“You didn’t have to blame him entirely, Wick,” says I.
He turns and looks at me, kinda weavin’ on his feet.
“You?” he whispers. “You come bub-back? Where’s my wife?”
“I dunno, Wick.”
“You had her, dang you! I seen you huggin’ her!”
I seen that piece of scantlin’ comin’, but didn’t have flexibility enough to dodge. I distinctly heard it clank against my head, and then I finds myself out in the street again. I can hear a lot of dogs wailin’, and I wonders if I can hear this because I’ve gone to the dogs. Ain’t it funny what a feller will think about in a case like that?
A lot of folks are yellin’ at somebody or somethin’; so I sets up and concentrates on the present. A bullet digs into the dirt beside me, but I don’t mind. I kinda wonders why they’re shootin’ at me, of course. Then somethin’ hooks me off the ground and begins to give me a ride.
I managed to get one eye open and finds that I’m on one end of that hitch-rack, and the motive power is furnished by Gunga Din.
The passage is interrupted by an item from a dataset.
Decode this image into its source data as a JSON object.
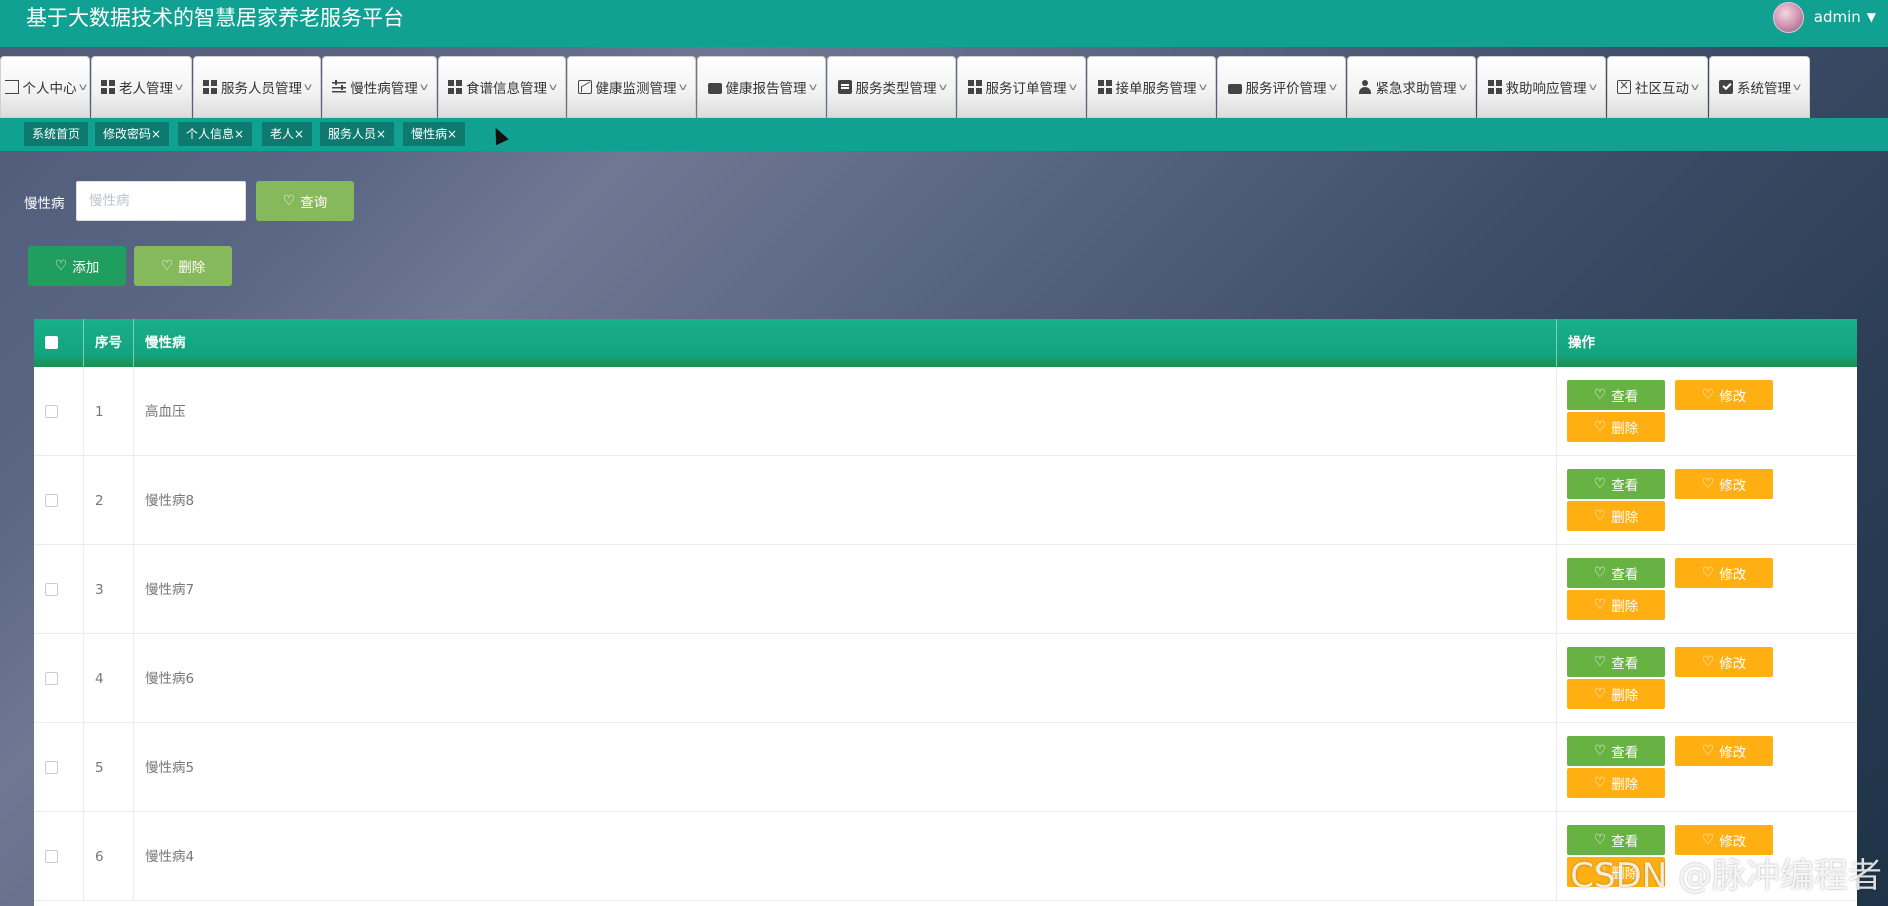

They’ve picked me up in the angle between one post and the top-pole, and the friction on that part of me which wasn’t on the pole was somethin’ awful.
Then Gunga Din let out another of them awful bugles, shucked the hitch-rack and headed for Buck’s place again—and hangin’ to the slack skin of Gunga Din’s rear end was Cleopatra. Behind them came Polecat Perkins’ pack of hounds, run to a frazzle, but still able to stagger on and wail plenty loud and long.
Them dogs has run that tiger all night, and it ain’t no wonder that the tiger is huntin’ for somethin’ to climb on to. Right into the wreck of Buck’s place they went, while the crowd, which is located in places of safety, yelled, shot and generally decided that — was havin’ a recess.